To make your own meat smoker, all you really need is a useful space (from the size of a barrel all the way up to a barn-sized area that you can fill with smoke and close tightly. For our temporary smoker, we used a 55 gallon drum with a removable lid. We got ours from a food production company for $10.
Cut out the bottom using an acetylene torch or a reciprocating saw. Six inches down from the lip of the lid, drill a hole on either side that will fit a left over piece of rebar. The rebar will serve as your meat hanger within the smoker. About four inches to the side of these holes, drill one hole for insertion of a meat thermometer, so you can keep an eye on the temperature inside the smoker without having to remove the lid.

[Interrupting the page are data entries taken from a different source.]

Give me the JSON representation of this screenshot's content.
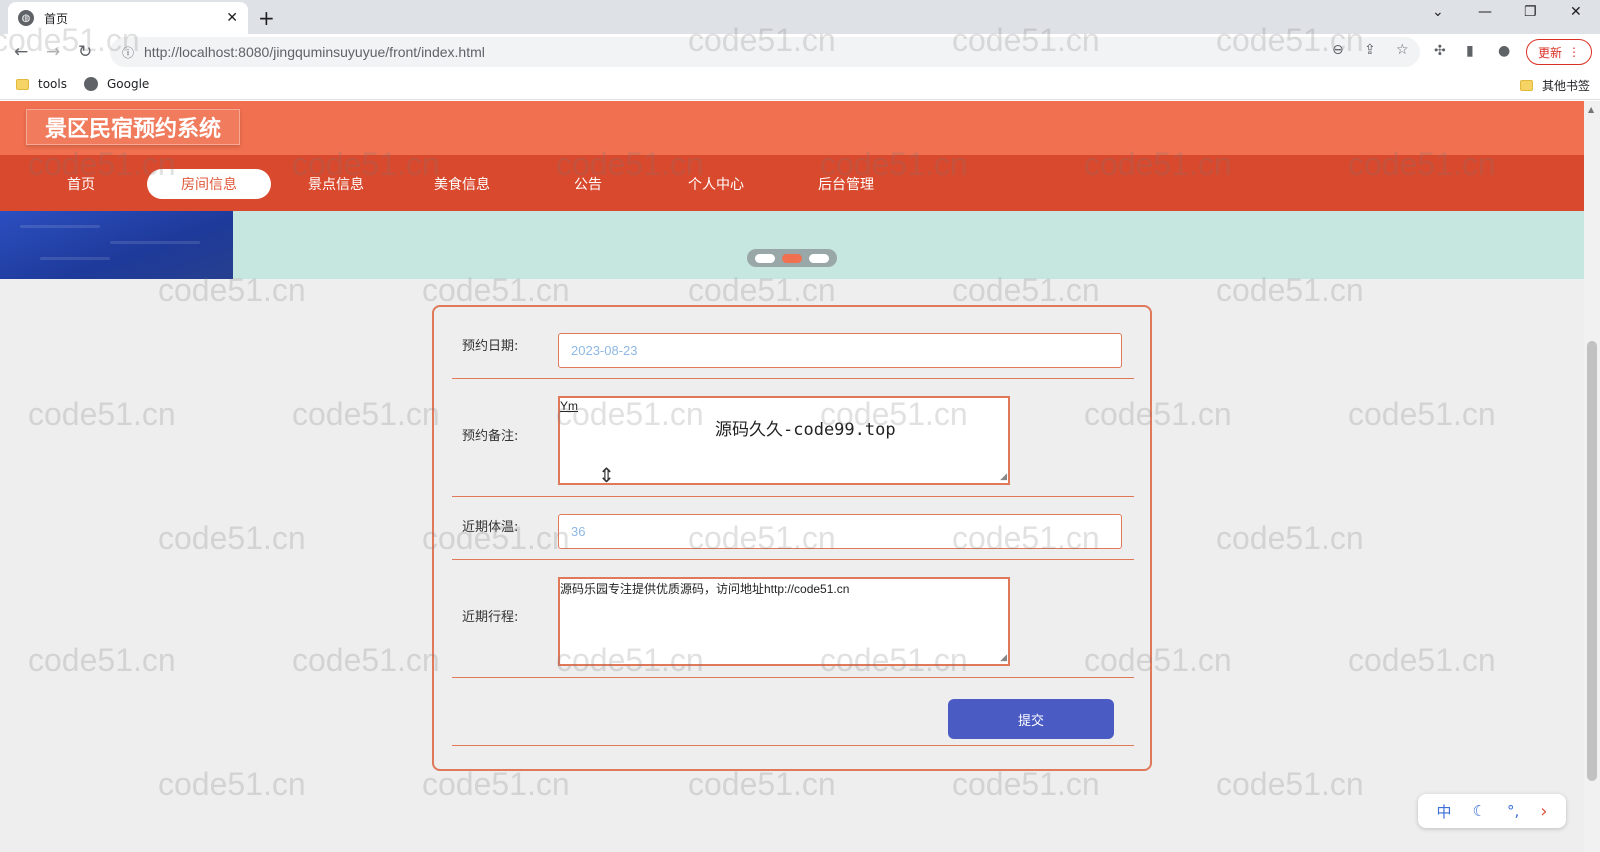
{
  "browser": {
    "tab_title": "首页",
    "url": "http://localhost:8080/jingquminsuyuyue/front/index.html",
    "update_label": "更新",
    "bookmarks": [
      {
        "label": "tools"
      },
      {
        "label": "Google"
      }
    ],
    "other_bookmarks_label": "其他书签"
  },
  "site": {
    "title": "景区民宿预约系统",
    "nav": [
      {
        "label": "首页"
      },
      {
        "label": "房间信息"
      },
      {
        "label": "景点信息"
      },
      {
        "label": "美食信息"
      },
      {
        "label": "公告"
      },
      {
        "label": "个人中心"
      },
      {
        "label": "后台管理"
      }
    ],
    "active_nav": "房间信息",
    "carousel_active_index": 1
  },
  "form": {
    "date_label": "预约日期:",
    "date_value": "2023-08-23",
    "note_label": "预约备注:",
    "note_value": "Ym",
    "temp_label": "近期体温:",
    "temp_value": "36",
    "itinerary_label": "近期行程:",
    "itinerary_value": "源码乐园专注提供优质源码，访问地址http://code51.cn",
    "submit_label": "提交"
  },
  "overlay_text": "源码久久-code99.top",
  "watermark_text": "code51.cn",
  "ime": {
    "mode": "中"
  },
  "colors": {
    "header": "#f07050",
    "nav": "#d9492e",
    "accent_border": "#e0785a",
    "submit": "#4a5bc4"
  }
}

Now dig a trench roughly 18 inches wide by one foot deep by two feet long. We often use our handy folding compact shovel for jobs such as this. Place the open end of the barrel about six inches over the trench.
Once you have brined or salt-cured your meat, hang it from the rebar and replace the barrel's lid.
Start a fire using a good fire starter, such as Insta-fire (we get ours from www.MyPatriotSupply.com), along with some wood charcoal on the far end of the pit, away from the drum. Add whatever wood chips you would like for their particular flavor, such as hickory, mesquite, apple, etc. Now cover the trench with a paving stone or cinder block, to direct the smoke into the barrel. Remember, you don't want a blazing fire, just a smoking bed of coals.
Keep an eye on your temperature, and continue to add chips to the fire as needed. Different meats cure at different rates, so be sure to do your homework to smoke your meats for the right amount of time at the right temperature.